The case in Minnesota would have been the only one in which those who engaged in the 2016 action would have been allowed—thanks to a ruling from the state Supreme Court—to argue that their actions were justified because of the climate crisis. Washington, North Dakota, and Montana state courts had denied requests from fellow valve turners to present a necessity defense.

Lauren Regan, executive director of the Oregon-based Civil Liberties Defense Center, explained in a statement circulated by Climate Direct Action that while the Minnesota defendants were acquitted, the case still set two important precedents in terms of defending future climate activists for engaging in civil disobedience.

“First, the climate necessity defense was upheld by the highest court in the state, which affirmed that these climate activists had the right to assert the climate necessity defense to a jury,” she said. “Further, the defendants were acquitted of felony criminal damage to critical energy infrastructure and pipelines. In an attack on our democracy, this law, like others of its kind in 31 states, was pushed through the state legislature at the behest of the fossil fuel industry, which sought to increase the penalties against activists who dared to challenge the profiteering motives of some of the biggest corporations.”

Klapstein, a retired attorney from the Seattle area, said she had “mixed feelings” about the acquittal because they were denied the opportunity to present the historic climate necessity defense. She also pointed out that “we were treated more gently by the court than any people of color ever are and we know that is in part because of our white privilege. As older white people we are often in the best position to take the riskier actions.”

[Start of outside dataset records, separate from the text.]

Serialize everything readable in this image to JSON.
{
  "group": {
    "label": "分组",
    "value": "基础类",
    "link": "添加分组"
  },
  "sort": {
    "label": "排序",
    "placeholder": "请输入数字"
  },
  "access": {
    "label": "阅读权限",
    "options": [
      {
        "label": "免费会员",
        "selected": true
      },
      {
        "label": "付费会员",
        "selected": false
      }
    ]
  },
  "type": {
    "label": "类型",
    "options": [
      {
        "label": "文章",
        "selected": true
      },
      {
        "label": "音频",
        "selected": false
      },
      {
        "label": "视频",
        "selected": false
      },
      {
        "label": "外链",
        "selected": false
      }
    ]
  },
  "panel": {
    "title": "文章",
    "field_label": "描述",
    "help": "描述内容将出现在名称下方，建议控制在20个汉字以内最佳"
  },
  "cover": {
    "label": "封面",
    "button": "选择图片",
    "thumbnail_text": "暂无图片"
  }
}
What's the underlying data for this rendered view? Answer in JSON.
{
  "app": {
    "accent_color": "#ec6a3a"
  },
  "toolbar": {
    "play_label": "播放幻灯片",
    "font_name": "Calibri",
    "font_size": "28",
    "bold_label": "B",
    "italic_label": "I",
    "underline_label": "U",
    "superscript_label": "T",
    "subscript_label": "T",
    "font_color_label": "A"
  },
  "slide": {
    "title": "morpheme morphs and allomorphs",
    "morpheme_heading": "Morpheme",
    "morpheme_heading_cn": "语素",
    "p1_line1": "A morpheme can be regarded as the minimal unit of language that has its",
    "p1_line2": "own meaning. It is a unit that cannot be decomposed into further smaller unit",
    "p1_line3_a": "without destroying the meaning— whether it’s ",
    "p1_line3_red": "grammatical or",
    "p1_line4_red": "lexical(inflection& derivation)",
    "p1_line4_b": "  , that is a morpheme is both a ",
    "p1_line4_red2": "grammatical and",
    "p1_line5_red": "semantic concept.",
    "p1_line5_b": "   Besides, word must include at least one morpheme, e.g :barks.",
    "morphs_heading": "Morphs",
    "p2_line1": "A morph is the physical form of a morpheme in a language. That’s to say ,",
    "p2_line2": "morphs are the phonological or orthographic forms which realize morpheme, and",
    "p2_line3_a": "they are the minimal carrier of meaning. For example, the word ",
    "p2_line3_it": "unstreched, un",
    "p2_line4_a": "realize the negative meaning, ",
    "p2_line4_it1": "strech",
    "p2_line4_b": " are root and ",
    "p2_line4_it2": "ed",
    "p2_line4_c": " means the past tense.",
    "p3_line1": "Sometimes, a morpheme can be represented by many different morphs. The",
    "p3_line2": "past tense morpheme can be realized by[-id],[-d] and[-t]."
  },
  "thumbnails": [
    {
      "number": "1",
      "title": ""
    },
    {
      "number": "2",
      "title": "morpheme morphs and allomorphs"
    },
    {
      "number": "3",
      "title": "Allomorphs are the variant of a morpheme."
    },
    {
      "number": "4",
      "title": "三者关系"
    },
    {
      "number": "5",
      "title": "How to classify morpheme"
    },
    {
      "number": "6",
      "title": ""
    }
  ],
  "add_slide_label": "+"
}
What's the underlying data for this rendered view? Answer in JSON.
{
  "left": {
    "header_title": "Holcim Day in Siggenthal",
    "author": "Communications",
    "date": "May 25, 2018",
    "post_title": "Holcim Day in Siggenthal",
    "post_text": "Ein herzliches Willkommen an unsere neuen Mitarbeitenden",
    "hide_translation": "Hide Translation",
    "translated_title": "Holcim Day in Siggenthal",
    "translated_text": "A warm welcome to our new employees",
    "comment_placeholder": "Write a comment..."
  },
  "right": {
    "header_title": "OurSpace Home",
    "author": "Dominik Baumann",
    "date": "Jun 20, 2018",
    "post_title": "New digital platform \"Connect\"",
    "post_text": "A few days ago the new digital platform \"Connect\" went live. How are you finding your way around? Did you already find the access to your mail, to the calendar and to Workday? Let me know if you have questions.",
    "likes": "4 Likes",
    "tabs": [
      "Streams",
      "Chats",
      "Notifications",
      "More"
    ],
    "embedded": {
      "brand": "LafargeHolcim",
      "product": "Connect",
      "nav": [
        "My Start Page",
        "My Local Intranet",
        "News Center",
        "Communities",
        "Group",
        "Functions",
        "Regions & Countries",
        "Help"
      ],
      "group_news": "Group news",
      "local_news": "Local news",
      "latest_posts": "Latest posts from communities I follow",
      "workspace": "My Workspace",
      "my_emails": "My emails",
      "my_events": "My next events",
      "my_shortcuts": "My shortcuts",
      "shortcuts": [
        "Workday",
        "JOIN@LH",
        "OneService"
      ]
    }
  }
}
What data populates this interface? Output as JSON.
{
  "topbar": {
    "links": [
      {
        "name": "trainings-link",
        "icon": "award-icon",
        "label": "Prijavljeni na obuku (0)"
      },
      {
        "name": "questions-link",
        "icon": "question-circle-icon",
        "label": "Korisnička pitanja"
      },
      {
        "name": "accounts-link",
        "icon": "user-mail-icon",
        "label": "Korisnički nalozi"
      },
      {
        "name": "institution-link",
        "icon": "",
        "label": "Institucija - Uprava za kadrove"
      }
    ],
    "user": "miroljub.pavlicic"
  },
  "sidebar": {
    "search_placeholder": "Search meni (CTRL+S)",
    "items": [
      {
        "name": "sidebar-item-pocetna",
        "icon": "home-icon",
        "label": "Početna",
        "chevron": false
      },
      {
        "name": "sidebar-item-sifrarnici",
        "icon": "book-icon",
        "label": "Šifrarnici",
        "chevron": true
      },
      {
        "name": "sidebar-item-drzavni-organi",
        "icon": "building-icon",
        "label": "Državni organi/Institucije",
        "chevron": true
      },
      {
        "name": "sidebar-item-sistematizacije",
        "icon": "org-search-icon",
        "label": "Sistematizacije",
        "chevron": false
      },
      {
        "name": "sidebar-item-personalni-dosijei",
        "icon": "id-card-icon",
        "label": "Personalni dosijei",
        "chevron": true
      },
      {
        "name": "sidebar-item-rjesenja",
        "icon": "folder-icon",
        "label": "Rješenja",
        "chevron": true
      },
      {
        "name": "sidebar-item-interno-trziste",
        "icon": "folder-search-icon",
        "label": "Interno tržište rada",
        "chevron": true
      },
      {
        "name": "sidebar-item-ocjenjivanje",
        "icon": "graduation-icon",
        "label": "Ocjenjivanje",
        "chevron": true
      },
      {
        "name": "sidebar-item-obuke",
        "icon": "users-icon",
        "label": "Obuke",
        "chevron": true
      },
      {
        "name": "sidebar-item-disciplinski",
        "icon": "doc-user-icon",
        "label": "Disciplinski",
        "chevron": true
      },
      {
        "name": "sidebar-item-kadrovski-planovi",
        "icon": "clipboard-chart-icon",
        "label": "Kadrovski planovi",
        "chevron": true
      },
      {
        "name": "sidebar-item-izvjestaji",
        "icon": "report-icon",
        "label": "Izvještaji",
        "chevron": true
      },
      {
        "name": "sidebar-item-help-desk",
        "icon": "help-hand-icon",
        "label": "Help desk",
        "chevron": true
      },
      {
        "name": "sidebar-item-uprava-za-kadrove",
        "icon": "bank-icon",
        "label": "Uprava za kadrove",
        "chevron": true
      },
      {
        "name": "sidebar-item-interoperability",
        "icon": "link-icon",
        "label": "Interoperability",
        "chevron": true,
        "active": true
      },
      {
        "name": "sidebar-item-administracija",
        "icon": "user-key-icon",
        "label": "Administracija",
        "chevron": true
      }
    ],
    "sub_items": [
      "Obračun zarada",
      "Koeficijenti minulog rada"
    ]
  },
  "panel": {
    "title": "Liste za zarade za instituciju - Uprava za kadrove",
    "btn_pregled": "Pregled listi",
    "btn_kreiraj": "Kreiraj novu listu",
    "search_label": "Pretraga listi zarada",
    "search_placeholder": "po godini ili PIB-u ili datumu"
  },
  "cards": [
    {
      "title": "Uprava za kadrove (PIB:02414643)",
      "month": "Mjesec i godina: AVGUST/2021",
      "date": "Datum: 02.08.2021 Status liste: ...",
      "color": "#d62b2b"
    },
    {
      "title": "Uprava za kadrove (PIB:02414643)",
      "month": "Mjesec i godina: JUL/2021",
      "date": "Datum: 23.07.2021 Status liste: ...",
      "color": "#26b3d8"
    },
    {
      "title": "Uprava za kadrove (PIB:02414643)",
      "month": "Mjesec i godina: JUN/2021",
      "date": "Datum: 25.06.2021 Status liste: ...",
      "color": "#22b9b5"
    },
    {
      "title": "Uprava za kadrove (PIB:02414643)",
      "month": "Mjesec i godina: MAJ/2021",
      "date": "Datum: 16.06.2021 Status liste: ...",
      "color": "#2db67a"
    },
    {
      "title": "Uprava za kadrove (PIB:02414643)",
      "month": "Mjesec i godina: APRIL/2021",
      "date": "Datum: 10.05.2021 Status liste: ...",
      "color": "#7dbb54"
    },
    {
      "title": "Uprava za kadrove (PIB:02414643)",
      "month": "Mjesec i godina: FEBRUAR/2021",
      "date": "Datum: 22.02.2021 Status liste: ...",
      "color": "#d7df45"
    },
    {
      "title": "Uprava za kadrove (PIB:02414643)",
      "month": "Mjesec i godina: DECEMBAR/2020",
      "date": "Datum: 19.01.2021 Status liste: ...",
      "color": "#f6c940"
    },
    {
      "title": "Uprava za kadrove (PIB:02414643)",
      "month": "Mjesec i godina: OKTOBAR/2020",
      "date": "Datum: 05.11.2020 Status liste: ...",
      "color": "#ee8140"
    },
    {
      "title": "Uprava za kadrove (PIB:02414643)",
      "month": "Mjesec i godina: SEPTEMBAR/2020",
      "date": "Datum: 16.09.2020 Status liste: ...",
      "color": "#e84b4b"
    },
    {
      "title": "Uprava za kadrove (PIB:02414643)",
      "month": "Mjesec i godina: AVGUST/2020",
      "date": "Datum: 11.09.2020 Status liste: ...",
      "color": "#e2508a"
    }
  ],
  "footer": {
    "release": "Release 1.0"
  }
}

“We know from our young activist friends who are people of color that when they take any kind of direct action, they run the risk of having police showing up and shooting them. And this happens over and over for no reason whatsoever. And when they are arrested they are almost always treated more harshly by the criminal justice system,” Klapstein continued. “We see this in the trials of the indigenous people who were arrested at Standing Rock many of them have been charged with felonies for doing much less than the valve turners did, and most of them are being convicted and given harsh sentences.”

Expressing relief that she no longer has “to be so careful about committing other acts of civil disobedience,” Klapstein emphasized the importance of fighting to keep raising public awareness and forcing action to combat the climate crisis. “It is absolutely morally unacceptable to me to stand idly by,” she concluded, “while even one life is sacrificed so that greedy oil company executives and their already rich shareholders and the banks who fund them can continue to make their even more obscene profits at the expense of all life on Earth.”